Wenn Deutschland 12,4 Milliarden Dollar in Entwicklungshilfe steckt, die USA 28,7 Milliarden Dollar, usw. – so gehen locker 100 Milliarden in Entwicklungshilfe jedes Jahr, und das seit 50 Jahren!

Danke, Ulrich Köhler! Danke für den Mut, solch ein brisantes, politisches Thema aufzugreifen, und sich der unvermeidlichen negativen Kritik zu stellen… Ich wünsche, es würden mehr Menschen diesen Mut haben, auszusprechen, was in Afrika tatsächlich passiert, auch ich… so sollte ich vielleicht meine Klage gegen die Entsendeorganisation veröffentlichen, die mich erst nach Uganda gelockt hatte und als ich dann aber zu unangenehm wurde, mich über Nacht aus dem Projekt entlassen hat… ohne jeglichen rechtlichen Schutz!

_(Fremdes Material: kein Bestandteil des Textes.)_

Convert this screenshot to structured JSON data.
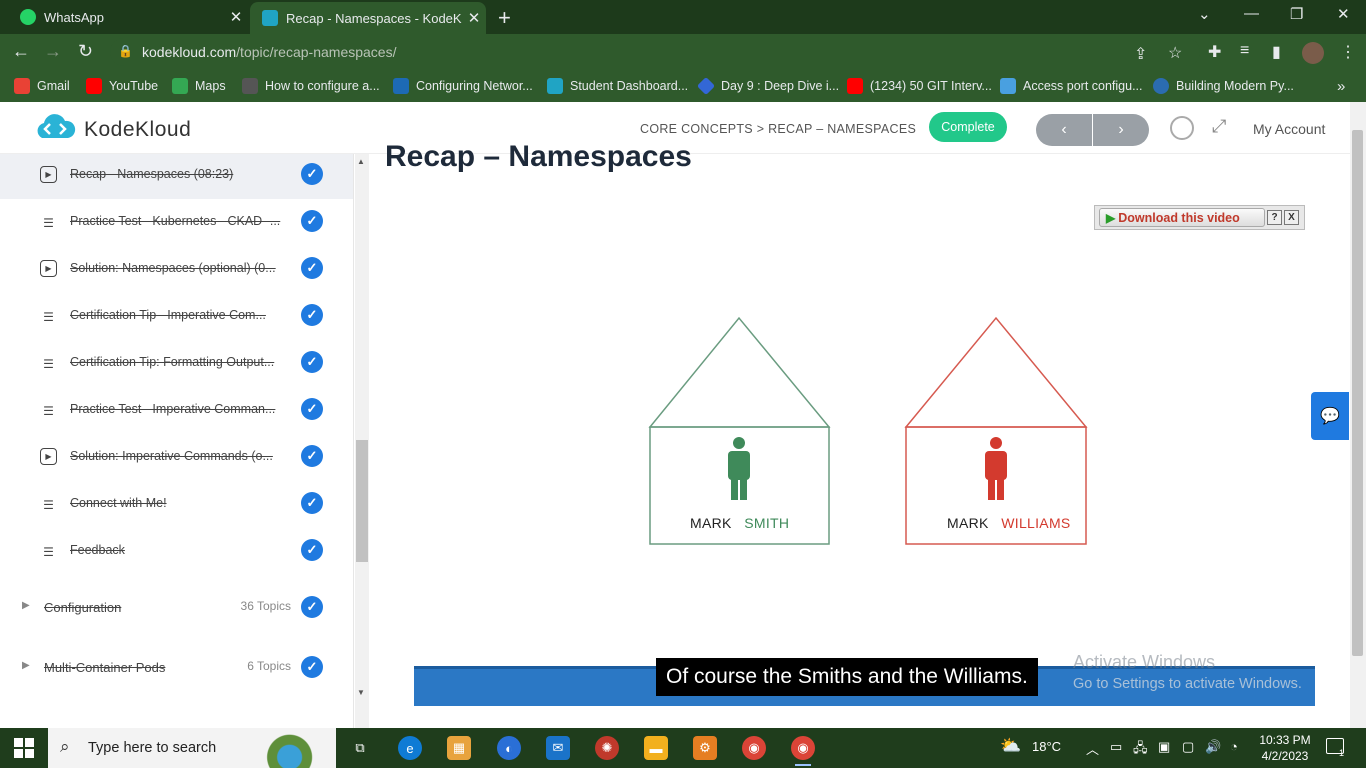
{
  "browser": {
    "tabs": [
      {
        "title": "WhatsApp",
        "favicon": "whatsapp-icon"
      },
      {
        "title": "Recap - Namespaces - KodeKlou",
        "favicon": "kodekloud-icon"
      }
    ],
    "url_host": "kodekloud.com",
    "url_path": "/topic/recap-namespaces/",
    "bookmarks": [
      {
        "label": "Gmail",
        "icon": "gmail-icon",
        "color": "#e94235"
      },
      {
        "label": "YouTube",
        "icon": "youtube-icon",
        "color": "#ff0000"
      },
      {
        "label": "Maps",
        "icon": "maps-icon",
        "color": "#34a853"
      },
      {
        "label": "How to configure a...",
        "icon": "page-icon",
        "color": "#555555"
      },
      {
        "label": "Configuring Networ...",
        "icon": "vmware-icon",
        "color": "#1d6ab4"
      },
      {
        "label": "Student Dashboard...",
        "icon": "kodekloud-icon",
        "color": "#20a4c4"
      },
      {
        "label": "Day 9 : Deep Dive i...",
        "icon": "diamond-icon",
        "color": "#3367d6"
      },
      {
        "label": "(1234) 50 GIT Interv...",
        "icon": "youtube-icon",
        "color": "#ff0000"
      },
      {
        "label": "Access port configu...",
        "icon": "arrow-icon",
        "color": "#49a0e0"
      },
      {
        "label": "Building Modern Py...",
        "icon": "c-icon",
        "color": "#2b6cb0"
      }
    ]
  },
  "header": {
    "brand": "KodeKloud",
    "breadcrumb": "CORE CONCEPTS > RECAP – NAMESPACES",
    "complete_label": "Complete",
    "prev_label": "‹",
    "next_label": "›",
    "account_label": "My Account"
  },
  "sidebar": {
    "lessons": [
      {
        "title": "Recap - Namespaces (08:23)",
        "type": "video",
        "done": true
      },
      {
        "title": "Practice Test - Kubernetes - CKAD -...",
        "type": "text",
        "done": true
      },
      {
        "title": "Solution: Namespaces (optional) (0...",
        "type": "video",
        "done": true
      },
      {
        "title": "Certification Tip - Imperative Com...",
        "type": "text",
        "done": true
      },
      {
        "title": "Certification Tip: Formatting Output...",
        "type": "text",
        "done": true
      },
      {
        "title": "Practice Test - Imperative Comman...",
        "type": "text",
        "done": true
      },
      {
        "title": "Solution: Imperative Commands (o...",
        "type": "video",
        "done": true
      },
      {
        "title": "Connect with Me!",
        "type": "text",
        "done": true
      },
      {
        "title": "Feedback",
        "type": "text",
        "done": true
      }
    ],
    "topics": [
      {
        "name": "Configuration",
        "count": "36 Topics"
      },
      {
        "name": "Multi-Container Pods",
        "count": "6 Topics"
      }
    ]
  },
  "main": {
    "title": "Recap – Namespaces",
    "download_label": "Download this video",
    "download_help": "?",
    "download_close": "X",
    "house_left": {
      "first": "MARK",
      "last": "SMITH",
      "color": "#3f8a5a"
    },
    "house_right": {
      "first": "MARK",
      "last": "WILLIAMS",
      "color": "#d33a2e"
    },
    "caption": "Of course the Smiths and the Williams.",
    "watermark_title": "Activate Windows",
    "watermark_sub": "Go to Settings to activate Windows."
  },
  "taskbar": {
    "search_placeholder": "Type here to search",
    "weather": "18°C",
    "time": "10:33 PM",
    "date": "4/2/2023",
    "notification_count": "1"
  }
}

Mein Rechtsanwalts hat mir nach dem Prozess per Email folgendes geschrieben: “…von dem Termin beim Landesarbeitsgericht am heutigen Tage gibt es leider nichts Gutes zu berichten. Das Landesarbeitsgericht besteht aus einem Berufsrichter (dem Vorsitzenden) und zwei Beisitzern (Laien). Der Vorsitzende war ein älterer Herr, nach meiner Einschätzung kurz vor der Pensionierung. Wir haben ja im vorliegenden Fall das Problem, dass man an sich jemanden haben müsste, der auch bereit ist, neue Wege zu gehen und neu über Probleme nachzudenken. Das war bei dem Richter erkennbar nicht der Fall, da es für ihn ausreichend ist, wenn das Bundesarbeitsgericht was vor 34 Jahren entschieden hat…. In der Sache hat das Gericht sich nahezu vollständig den Ausführungen der Gegenseite angeschlossen, und sogar tendenziell dahingend verstiegen, dass es ein berechtigtes Interesse der Entwicklungshilfeorganisation sei, dass nicht irgendein Entwicklungshelfer in puncto Korruption „zu viel Staub aufwirbele“ (sinngemäß).”

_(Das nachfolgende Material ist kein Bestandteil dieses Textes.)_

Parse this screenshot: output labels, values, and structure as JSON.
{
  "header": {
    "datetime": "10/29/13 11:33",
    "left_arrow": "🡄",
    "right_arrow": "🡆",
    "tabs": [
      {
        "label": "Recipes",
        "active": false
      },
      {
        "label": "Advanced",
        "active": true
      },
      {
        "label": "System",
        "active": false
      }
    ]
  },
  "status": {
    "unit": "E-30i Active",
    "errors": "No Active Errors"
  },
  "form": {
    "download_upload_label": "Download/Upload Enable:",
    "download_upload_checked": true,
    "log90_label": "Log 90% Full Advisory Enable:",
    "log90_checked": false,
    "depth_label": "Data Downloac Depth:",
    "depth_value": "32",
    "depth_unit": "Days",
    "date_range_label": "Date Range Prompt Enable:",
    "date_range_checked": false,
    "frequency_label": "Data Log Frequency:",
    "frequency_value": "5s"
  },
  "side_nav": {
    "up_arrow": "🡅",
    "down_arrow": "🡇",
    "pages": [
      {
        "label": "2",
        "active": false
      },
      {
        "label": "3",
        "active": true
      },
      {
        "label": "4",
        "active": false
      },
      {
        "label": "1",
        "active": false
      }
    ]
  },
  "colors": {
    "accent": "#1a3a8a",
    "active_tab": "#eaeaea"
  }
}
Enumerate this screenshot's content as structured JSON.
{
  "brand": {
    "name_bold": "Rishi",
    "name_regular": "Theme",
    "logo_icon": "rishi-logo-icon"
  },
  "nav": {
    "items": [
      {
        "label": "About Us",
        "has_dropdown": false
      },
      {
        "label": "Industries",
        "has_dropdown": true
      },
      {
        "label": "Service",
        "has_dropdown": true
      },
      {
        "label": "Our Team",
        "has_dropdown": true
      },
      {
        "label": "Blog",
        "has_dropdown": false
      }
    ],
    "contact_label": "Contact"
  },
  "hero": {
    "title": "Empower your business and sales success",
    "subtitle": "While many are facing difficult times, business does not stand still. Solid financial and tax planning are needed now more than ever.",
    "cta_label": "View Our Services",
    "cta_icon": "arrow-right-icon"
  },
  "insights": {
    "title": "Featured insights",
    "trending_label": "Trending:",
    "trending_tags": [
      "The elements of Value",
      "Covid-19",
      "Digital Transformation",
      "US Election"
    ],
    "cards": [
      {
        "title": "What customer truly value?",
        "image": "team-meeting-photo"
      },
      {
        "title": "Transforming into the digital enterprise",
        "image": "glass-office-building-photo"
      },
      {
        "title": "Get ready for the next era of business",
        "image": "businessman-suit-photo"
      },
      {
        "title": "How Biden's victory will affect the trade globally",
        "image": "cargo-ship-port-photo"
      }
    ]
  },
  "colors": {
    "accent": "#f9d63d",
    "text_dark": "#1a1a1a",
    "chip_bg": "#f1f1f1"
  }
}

Es sei ein Einzelfall, so die Urteilsbegründung, und keine Grundsatzenscheidung, daher nichts fürs Verfassungsgericht und weitere Instanzen gäbe es daher keine zu begehen…

Es brennt mir in den Fingern, darüber einen Artikel in meinem Blog zu schreiben und auch die Urteile veröffentlichen – ich trau’ mich aber nicht. Daher Danke, Ulrich Köhler – vielleicht hilft mir dieser Film in Zukunft etwas mutiger zu sein! Jetzt muss ich es nur noch schaffen, den Film auch zu sehen, denn in England läuft er noch nicht in den Kinos.

Ihre Bellusci… eine weitere „frustrierte“ Entwicklungshelferin.